Oral Presentation ANZBA Annual Scientific Meeting 2024

Delayed Inflammatory Resolution and TGFb expressing Tregs attributed to healing outcomes in paediatric burns (#1a)

Donna Langley 1 2 3 , Andrew JA Holland 4 , Giorgio Stefanutti 5 , Roy Kimble 5 , Tony Kenna 1 2 , Leila Cuttle 1 3
  1. Burns Unit Research, Children's Health Research Centre, Queensland University of Technology (QUT), South Brisbane, QLD, Australia
  2. Centre for Immunology and Infection Control (CIIC) , QIMR Berghofer Medical Research Institute, Queensland University of Technology (QUT), Brisbane, Queensland, Australia
  3. Centre for Biomedical Technology (CBT), Queensland University of Technology (QUT), Kelvin Grove, Queensland, Australia
  4. The Children’s Hospital at Westmead Burns Unit, Kids Research Institute, Department of Paediatrics and Child Health, Sydney Medical School, The University of Sydney., Sydney, New South Wales, Australia
  5. Department of Paediatric Surgery, Urology, Burns and Trauma , Children’s Health Queensland, Queensland Children’s Hospital, South Brisbane, Queensland, Australia

Delayed healing after a burn injury is associated with poor patient outcomes. The delay may be caused by an immune dysregulation that occurs during the transition from the inflammatory to the proliferative phase of wound healing. The aim of this study was to identify inflammatory cells and mediators that may cause delayed healing in paediatric burn patients. Flow cytometry was used to measure 26 pro-inflammatory and anti-inflammatory cell markers, chemokines, and cytokines. Peripheral blood mononuclear cells from 30 paediatric patients were analysed, including 10 paediatric burn patients who had healed in less than 21 days, 10 burn patients who took longer than 21 days to heal, and 10 healthy age- and sex-matched control patients.
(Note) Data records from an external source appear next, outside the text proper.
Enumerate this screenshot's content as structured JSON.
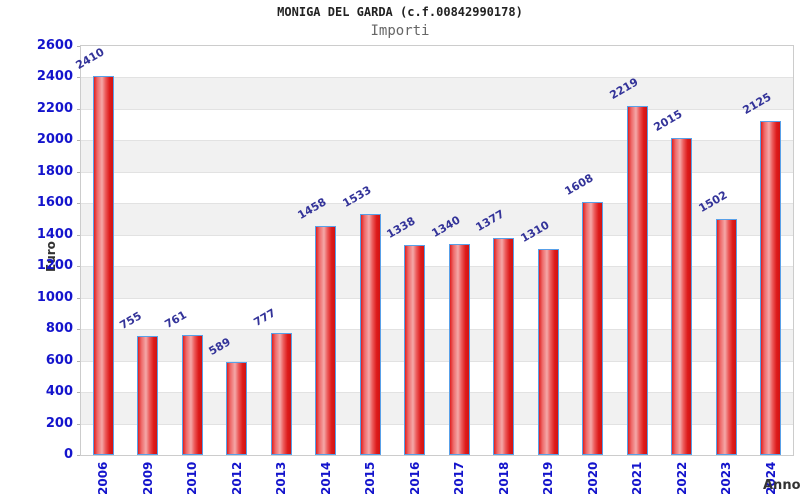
{
  "header": {
    "title": "MONIGA DEL GARDA (c.f.00842990178)",
    "subtitle": "Importi"
  },
  "chart_data": {
    "type": "bar",
    "title": "MONIGA DEL GARDA (c.f.00842990178)",
    "subtitle": "Importi",
    "xlabel": "Anno",
    "ylabel": "Euro",
    "categories": [
      "2006",
      "2009",
      "2010",
      "2012",
      "2013",
      "2014",
      "2015",
      "2016",
      "2017",
      "2018",
      "2019",
      "2020",
      "2021",
      "2022",
      "2023",
      "2024"
    ],
    "values": [
      2410,
      755,
      761,
      589,
      777,
      1458,
      1533,
      1338,
      1340,
      1377,
      1310,
      1608,
      2219,
      2015,
      1502,
      2125
    ],
    "ylim": [
      0,
      2600
    ],
    "ytick_step": 200,
    "yticks": [
      0,
      200,
      400,
      600,
      800,
      1000,
      1200,
      1400,
      1600,
      1800,
      2000,
      2200,
      2400,
      2600
    ],
    "grid": "horizontal-bands-on",
    "legend": "none",
    "colors": {
      "bar_gradient": [
        "#e01f1f",
        "#ee6a6a",
        "#f4a8a8",
        "#ec5c5c",
        "#dd1b1b",
        "#d11414"
      ],
      "bar_border": "#58a0e8",
      "band": "#f1f1f1",
      "gridline": "#e2e2e2",
      "plot_border": "#cccccc",
      "tick_label": "#1414cc",
      "value_label": "#333399",
      "title": "#222222",
      "subtitle": "#666666",
      "axis_title": "#333333"
    }
  }
}
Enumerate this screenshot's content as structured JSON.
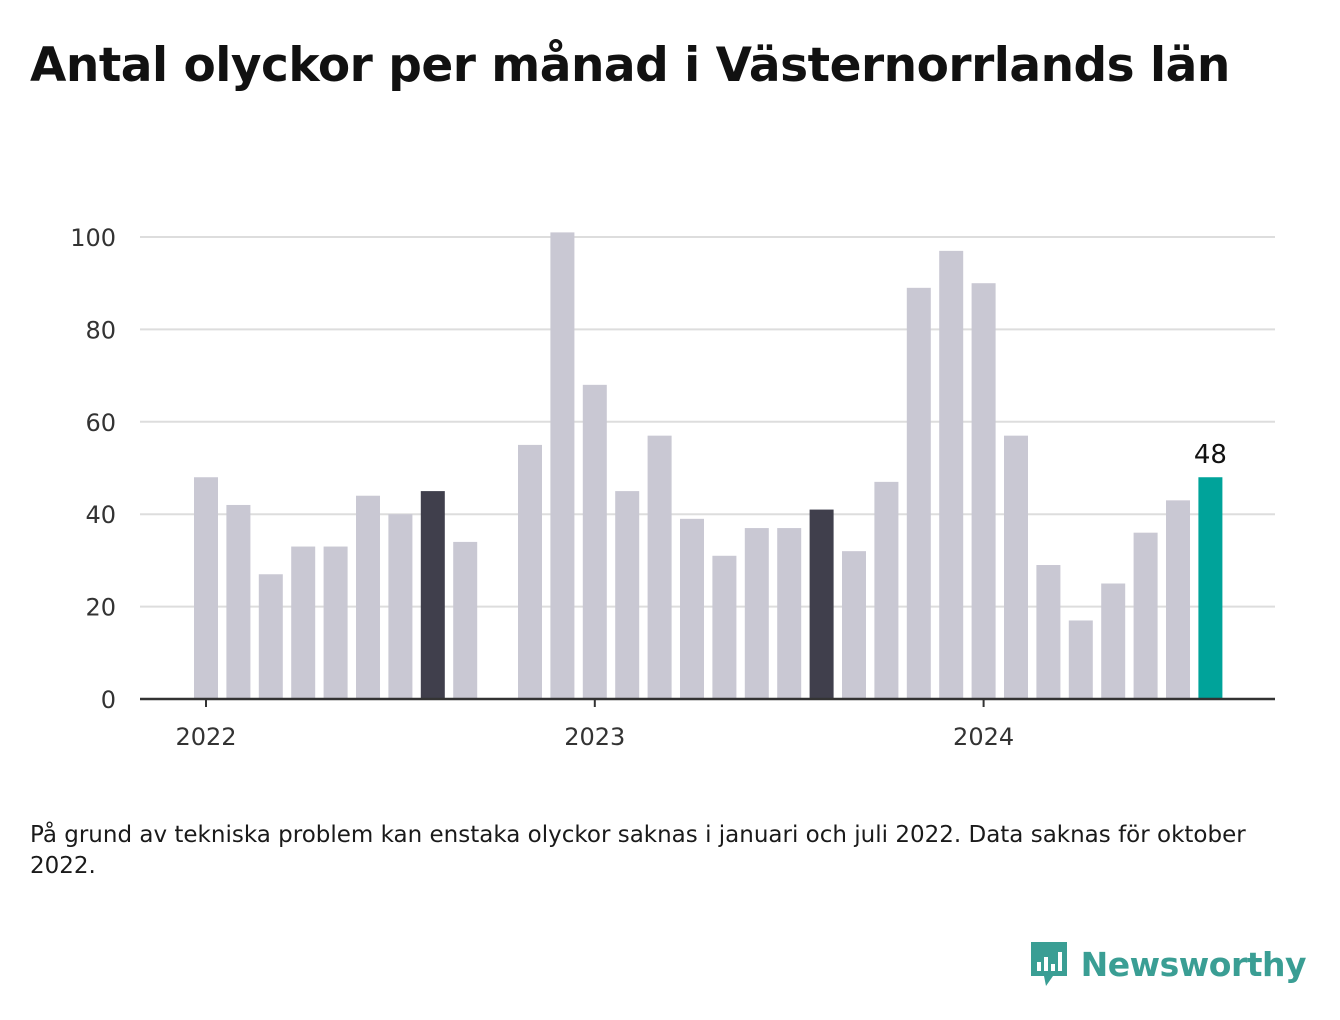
{
  "title": "Antal olyckor per månad i Västernorrlands län",
  "note": "På grund av tekniska problem kan enstaka olyckor saknas i januari och juli 2022. Data saknas för oktober 2022.",
  "brand": {
    "name": "Newsworthy",
    "icon": "newsworthy-logo-icon",
    "color": "#3a9e94"
  },
  "colors": {
    "default": "#c9c8d3",
    "highlight": "#403f4c",
    "latest": "#00a39a",
    "grid": "#dddddd",
    "axis": "#333333"
  },
  "chart_data": {
    "type": "bar",
    "title": "Antal olyckor per månad i Västernorrlands län",
    "xlabel": "",
    "ylabel": "",
    "ylim": [
      0,
      100
    ],
    "yticks": [
      0,
      20,
      40,
      60,
      80,
      100
    ],
    "xtick_labels": [
      {
        "label": "2022",
        "category": "2022-01"
      },
      {
        "label": "2023",
        "category": "2023-01"
      },
      {
        "label": "2024",
        "category": "2024-01"
      }
    ],
    "grid": true,
    "categories": [
      "2022-01",
      "2022-02",
      "2022-03",
      "2022-04",
      "2022-05",
      "2022-06",
      "2022-07",
      "2022-08",
      "2022-09",
      "2022-10",
      "2022-11",
      "2022-12",
      "2023-01",
      "2023-02",
      "2023-03",
      "2023-04",
      "2023-05",
      "2023-06",
      "2023-07",
      "2023-08",
      "2023-09",
      "2023-10",
      "2023-11",
      "2023-12",
      "2024-01",
      "2024-02",
      "2024-03",
      "2024-04",
      "2024-05",
      "2024-06",
      "2024-07",
      "2024-08"
    ],
    "values": [
      48,
      42,
      27,
      33,
      33,
      44,
      40,
      45,
      34,
      null,
      55,
      101,
      68,
      45,
      57,
      39,
      31,
      37,
      37,
      41,
      32,
      47,
      89,
      97,
      90,
      57,
      29,
      17,
      25,
      36,
      43,
      48
    ],
    "highlighted": [
      "2022-08",
      "2023-08"
    ],
    "latest": "2024-08",
    "value_labels": [
      {
        "category": "2024-08",
        "text": "48"
      }
    ]
  }
}
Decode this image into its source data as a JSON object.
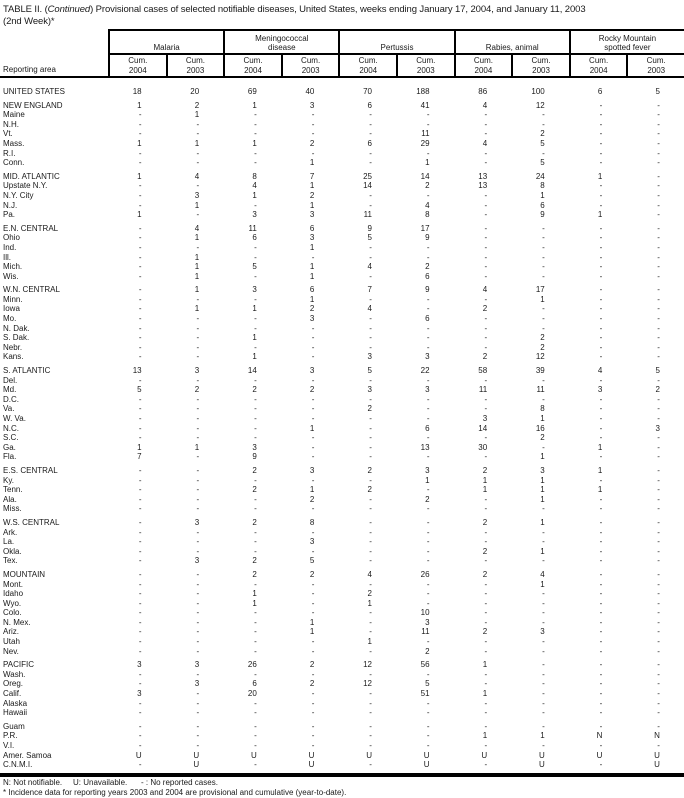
{
  "title": {
    "part1": "TABLE II. (",
    "italic": "Continued",
    "part2": ") Provisional cases of selected notifiable diseases, United States, weeks ending January 17, 2004, and January 11, 2003",
    "line2": "(2nd Week)*"
  },
  "header": {
    "reporting_area": "Reporting area",
    "groups": [
      {
        "name": "Malaria",
        "sub": [
          "Cum.\n2004",
          "Cum.\n2003"
        ]
      },
      {
        "name": "Meningococcal\ndisease",
        "sub": [
          "Cum.\n2004",
          "Cum.\n2003"
        ]
      },
      {
        "name": "Pertussis",
        "sub": [
          "Cum.\n2004",
          "Cum.\n2003"
        ]
      },
      {
        "name": "Rabies, animal",
        "sub": [
          "Cum.\n2004",
          "Cum.\n2003"
        ]
      },
      {
        "name": "Rocky Mountain\nspotted fever",
        "sub": [
          "Cum.\n2004",
          "Cum.\n2003"
        ]
      }
    ]
  },
  "sections": [
    {
      "rows": [
        {
          "area": "UNITED STATES",
          "values": [
            "18",
            "20",
            "69",
            "40",
            "70",
            "188",
            "86",
            "100",
            "6",
            "5"
          ]
        }
      ]
    },
    {
      "rows": [
        {
          "area": "NEW ENGLAND",
          "values": [
            "1",
            "2",
            "1",
            "3",
            "6",
            "41",
            "4",
            "12",
            "-",
            "-"
          ]
        },
        {
          "area": "Maine",
          "values": [
            "-",
            "1",
            "-",
            "-",
            "-",
            "-",
            "-",
            "-",
            "-",
            "-"
          ]
        },
        {
          "area": "N.H.",
          "values": [
            "-",
            "-",
            "-",
            "-",
            "-",
            "-",
            "-",
            "-",
            "-",
            "-"
          ]
        },
        {
          "area": "Vt.",
          "values": [
            "-",
            "-",
            "-",
            "-",
            "-",
            "11",
            "-",
            "2",
            "-",
            "-"
          ]
        },
        {
          "area": "Mass.",
          "values": [
            "1",
            "1",
            "1",
            "2",
            "6",
            "29",
            "4",
            "5",
            "-",
            "-"
          ]
        },
        {
          "area": "R.I.",
          "values": [
            "-",
            "-",
            "-",
            "-",
            "-",
            "-",
            "-",
            "-",
            "-",
            "-"
          ]
        },
        {
          "area": "Conn.",
          "values": [
            "-",
            "-",
            "-",
            "1",
            "-",
            "1",
            "-",
            "5",
            "-",
            "-"
          ]
        }
      ]
    },
    {
      "rows": [
        {
          "area": "MID. ATLANTIC",
          "values": [
            "1",
            "4",
            "8",
            "7",
            "25",
            "14",
            "13",
            "24",
            "1",
            "-"
          ]
        },
        {
          "area": "Upstate N.Y.",
          "values": [
            "-",
            "-",
            "4",
            "1",
            "14",
            "2",
            "13",
            "8",
            "-",
            "-"
          ]
        },
        {
          "area": "N.Y. City",
          "values": [
            "-",
            "3",
            "1",
            "2",
            "-",
            "-",
            "-",
            "1",
            "-",
            "-"
          ]
        },
        {
          "area": "N.J.",
          "values": [
            "-",
            "1",
            "-",
            "1",
            "-",
            "4",
            "-",
            "6",
            "-",
            "-"
          ]
        },
        {
          "area": "Pa.",
          "values": [
            "1",
            "-",
            "3",
            "3",
            "11",
            "8",
            "-",
            "9",
            "1",
            "-"
          ]
        }
      ]
    },
    {
      "rows": [
        {
          "area": "E.N. CENTRAL",
          "values": [
            "-",
            "4",
            "11",
            "6",
            "9",
            "17",
            "-",
            "-",
            "-",
            "-"
          ]
        },
        {
          "area": "Ohio",
          "values": [
            "-",
            "1",
            "6",
            "3",
            "5",
            "9",
            "-",
            "-",
            "-",
            "-"
          ]
        },
        {
          "area": "Ind.",
          "values": [
            "-",
            "-",
            "-",
            "1",
            "-",
            "-",
            "-",
            "-",
            "-",
            "-"
          ]
        },
        {
          "area": "Ill.",
          "values": [
            "-",
            "1",
            "-",
            "-",
            "-",
            "-",
            "-",
            "-",
            "-",
            "-"
          ]
        },
        {
          "area": "Mich.",
          "values": [
            "-",
            "1",
            "5",
            "1",
            "4",
            "2",
            "-",
            "-",
            "-",
            "-"
          ]
        },
        {
          "area": "Wis.",
          "values": [
            "-",
            "1",
            "-",
            "1",
            "-",
            "6",
            "-",
            "-",
            "-",
            "-"
          ]
        }
      ]
    },
    {
      "rows": [
        {
          "area": "W.N. CENTRAL",
          "values": [
            "-",
            "1",
            "3",
            "6",
            "7",
            "9",
            "4",
            "17",
            "-",
            "-"
          ]
        },
        {
          "area": "Minn.",
          "values": [
            "-",
            "-",
            "-",
            "1",
            "-",
            "-",
            "-",
            "1",
            "-",
            "-"
          ]
        },
        {
          "area": "Iowa",
          "values": [
            "-",
            "1",
            "1",
            "2",
            "4",
            "-",
            "2",
            "-",
            "-",
            "-"
          ]
        },
        {
          "area": "Mo.",
          "values": [
            "-",
            "-",
            "-",
            "3",
            "-",
            "6",
            "-",
            "-",
            "-",
            "-"
          ]
        },
        {
          "area": "N. Dak.",
          "values": [
            "-",
            "-",
            "-",
            "-",
            "-",
            "-",
            "-",
            "-",
            "-",
            "-"
          ]
        },
        {
          "area": "S. Dak.",
          "values": [
            "-",
            "-",
            "1",
            "-",
            "-",
            "-",
            "-",
            "2",
            "-",
            "-"
          ]
        },
        {
          "area": "Nebr.",
          "values": [
            "-",
            "-",
            "-",
            "-",
            "-",
            "-",
            "-",
            "2",
            "-",
            "-"
          ]
        },
        {
          "area": "Kans.",
          "values": [
            "-",
            "-",
            "1",
            "-",
            "3",
            "3",
            "2",
            "12",
            "-",
            "-"
          ]
        }
      ]
    },
    {
      "rows": [
        {
          "area": "S. ATLANTIC",
          "values": [
            "13",
            "3",
            "14",
            "3",
            "5",
            "22",
            "58",
            "39",
            "4",
            "5"
          ]
        },
        {
          "area": "Del.",
          "values": [
            "-",
            "-",
            "-",
            "-",
            "-",
            "-",
            "-",
            "-",
            "-",
            "-"
          ]
        },
        {
          "area": "Md.",
          "values": [
            "5",
            "2",
            "2",
            "2",
            "3",
            "3",
            "11",
            "11",
            "3",
            "2"
          ]
        },
        {
          "area": "D.C.",
          "values": [
            "-",
            "-",
            "-",
            "-",
            "-",
            "-",
            "-",
            "-",
            "-",
            "-"
          ]
        },
        {
          "area": "Va.",
          "values": [
            "-",
            "-",
            "-",
            "-",
            "2",
            "-",
            "-",
            "8",
            "-",
            "-"
          ]
        },
        {
          "area": "W. Va.",
          "values": [
            "-",
            "-",
            "-",
            "-",
            "-",
            "-",
            "3",
            "1",
            "-",
            "-"
          ]
        },
        {
          "area": "N.C.",
          "values": [
            "-",
            "-",
            "-",
            "1",
            "-",
            "6",
            "14",
            "16",
            "-",
            "3"
          ]
        },
        {
          "area": "S.C.",
          "values": [
            "-",
            "-",
            "-",
            "-",
            "-",
            "-",
            "-",
            "2",
            "-",
            "-"
          ]
        },
        {
          "area": "Ga.",
          "values": [
            "1",
            "1",
            "3",
            "-",
            "-",
            "13",
            "30",
            "-",
            "1",
            "-"
          ]
        },
        {
          "area": "Fla.",
          "values": [
            "7",
            "-",
            "9",
            "-",
            "-",
            "-",
            "-",
            "1",
            "-",
            "-"
          ]
        }
      ]
    },
    {
      "rows": [
        {
          "area": "E.S. CENTRAL",
          "values": [
            "-",
            "-",
            "2",
            "3",
            "2",
            "3",
            "2",
            "3",
            "1",
            "-"
          ]
        },
        {
          "area": "Ky.",
          "values": [
            "-",
            "-",
            "-",
            "-",
            "-",
            "1",
            "1",
            "1",
            "-",
            "-"
          ]
        },
        {
          "area": "Tenn.",
          "values": [
            "-",
            "-",
            "2",
            "1",
            "2",
            "-",
            "1",
            "1",
            "1",
            "-"
          ]
        },
        {
          "area": "Ala.",
          "values": [
            "-",
            "-",
            "-",
            "2",
            "-",
            "2",
            "-",
            "1",
            "-",
            "-"
          ]
        },
        {
          "area": "Miss.",
          "values": [
            "-",
            "-",
            "-",
            "-",
            "-",
            "-",
            "-",
            "-",
            "-",
            "-"
          ]
        }
      ]
    },
    {
      "rows": [
        {
          "area": "W.S. CENTRAL",
          "values": [
            "-",
            "3",
            "2",
            "8",
            "-",
            "-",
            "2",
            "1",
            "-",
            "-"
          ]
        },
        {
          "area": "Ark.",
          "values": [
            "-",
            "-",
            "-",
            "-",
            "-",
            "-",
            "-",
            "-",
            "-",
            "-"
          ]
        },
        {
          "area": "La.",
          "values": [
            "-",
            "-",
            "-",
            "3",
            "-",
            "-",
            "-",
            "-",
            "-",
            "-"
          ]
        },
        {
          "area": "Okla.",
          "values": [
            "-",
            "-",
            "-",
            "-",
            "-",
            "-",
            "2",
            "1",
            "-",
            "-"
          ]
        },
        {
          "area": "Tex.",
          "values": [
            "-",
            "3",
            "2",
            "5",
            "-",
            "-",
            "-",
            "-",
            "-",
            "-"
          ]
        }
      ]
    },
    {
      "rows": [
        {
          "area": "MOUNTAIN",
          "values": [
            "-",
            "-",
            "2",
            "2",
            "4",
            "26",
            "2",
            "4",
            "-",
            "-"
          ]
        },
        {
          "area": "Mont.",
          "values": [
            "-",
            "-",
            "-",
            "-",
            "-",
            "-",
            "-",
            "1",
            "-",
            "-"
          ]
        },
        {
          "area": "Idaho",
          "values": [
            "-",
            "-",
            "1",
            "-",
            "2",
            "-",
            "-",
            "-",
            "-",
            "-"
          ]
        },
        {
          "area": "Wyo.",
          "values": [
            "-",
            "-",
            "1",
            "-",
            "1",
            "-",
            "-",
            "-",
            "-",
            "-"
          ]
        },
        {
          "area": "Colo.",
          "values": [
            "-",
            "-",
            "-",
            "-",
            "-",
            "10",
            "-",
            "-",
            "-",
            "-"
          ]
        },
        {
          "area": "N. Mex.",
          "values": [
            "-",
            "-",
            "-",
            "1",
            "-",
            "3",
            "-",
            "-",
            "-",
            "-"
          ]
        },
        {
          "area": "Ariz.",
          "values": [
            "-",
            "-",
            "-",
            "1",
            "-",
            "11",
            "2",
            "3",
            "-",
            "-"
          ]
        },
        {
          "area": "Utah",
          "values": [
            "-",
            "-",
            "-",
            "-",
            "1",
            "-",
            "-",
            "-",
            "-",
            "-"
          ]
        },
        {
          "area": "Nev.",
          "values": [
            "-",
            "-",
            "-",
            "-",
            "-",
            "2",
            "-",
            "-",
            "-",
            "-"
          ]
        }
      ]
    },
    {
      "rows": [
        {
          "area": "PACIFIC",
          "values": [
            "3",
            "3",
            "26",
            "2",
            "12",
            "56",
            "1",
            "-",
            "-",
            "-"
          ]
        },
        {
          "area": "Wash.",
          "values": [
            "-",
            "-",
            "-",
            "-",
            "-",
            "-",
            "-",
            "-",
            "-",
            "-"
          ]
        },
        {
          "area": "Oreg.",
          "values": [
            "-",
            "3",
            "6",
            "2",
            "12",
            "5",
            "-",
            "-",
            "-",
            "-"
          ]
        },
        {
          "area": "Calif.",
          "values": [
            "3",
            "-",
            "20",
            "-",
            "-",
            "51",
            "1",
            "-",
            "-",
            "-"
          ]
        },
        {
          "area": "Alaska",
          "values": [
            "-",
            "-",
            "-",
            "-",
            "-",
            "-",
            "-",
            "-",
            "-",
            "-"
          ]
        },
        {
          "area": "Hawaii",
          "values": [
            "-",
            "-",
            "-",
            "-",
            "-",
            "-",
            "-",
            "-",
            "-",
            "-"
          ]
        }
      ]
    },
    {
      "rows": [
        {
          "area": "Guam",
          "values": [
            "-",
            "-",
            "-",
            "-",
            "-",
            "-",
            "-",
            "-",
            "-",
            "-"
          ]
        },
        {
          "area": "P.R.",
          "values": [
            "-",
            "-",
            "-",
            "-",
            "-",
            "-",
            "1",
            "1",
            "N",
            "N"
          ]
        },
        {
          "area": "V.I.",
          "values": [
            "-",
            "-",
            "-",
            "-",
            "-",
            "-",
            "-",
            "-",
            "-",
            "-"
          ]
        },
        {
          "area": "Amer. Samoa",
          "values": [
            "U",
            "U",
            "U",
            "U",
            "U",
            "U",
            "U",
            "U",
            "U",
            "U"
          ]
        },
        {
          "area": "C.N.M.I.",
          "values": [
            "-",
            "U",
            "-",
            "U",
            "-",
            "U",
            "-",
            "U",
            "-",
            "U"
          ]
        }
      ]
    }
  ],
  "footnotes": {
    "legend": [
      "N: Not notifiable.",
      "U: Unavailable.",
      "- : No reported cases."
    ],
    "note": "* Incidence data for reporting years 2003 and 2004 are provisional and cumulative (year-to-date)."
  },
  "colors": {
    "text": "#1a1a1a",
    "line": "#000000",
    "background": "#ffffff"
  }
}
The overall proportions of primary lymphocytes and monocytes were unchanged between the patient and control groups. The cell profile for delayed healing appeared to be linked to an increase in proinflammatory recruitment (chemokine CCR6) and alterations in the expression of "anti-inflammatory" cytokines (IL-23 and TGFβ) on various cell subsets. There was also an increase in systemic pro-inflammatory cytokines in plasma (IL-33, IL-23, TNFα, MIP). Patients who healed faster had increased proportions of Tregs expressing TGFβ. These results suggest there is a delayed resolution of inflammation, where the inflammation should have resolved or should begin resolving - but hasn't. The unresolved inflammation increases systemic and persistent crosstalk between inflammatory cells and mediators. These factors may be a contributing factor to future co-morbidities for paediatric burn patients and are potential targets for therapeutics to improve wound healing.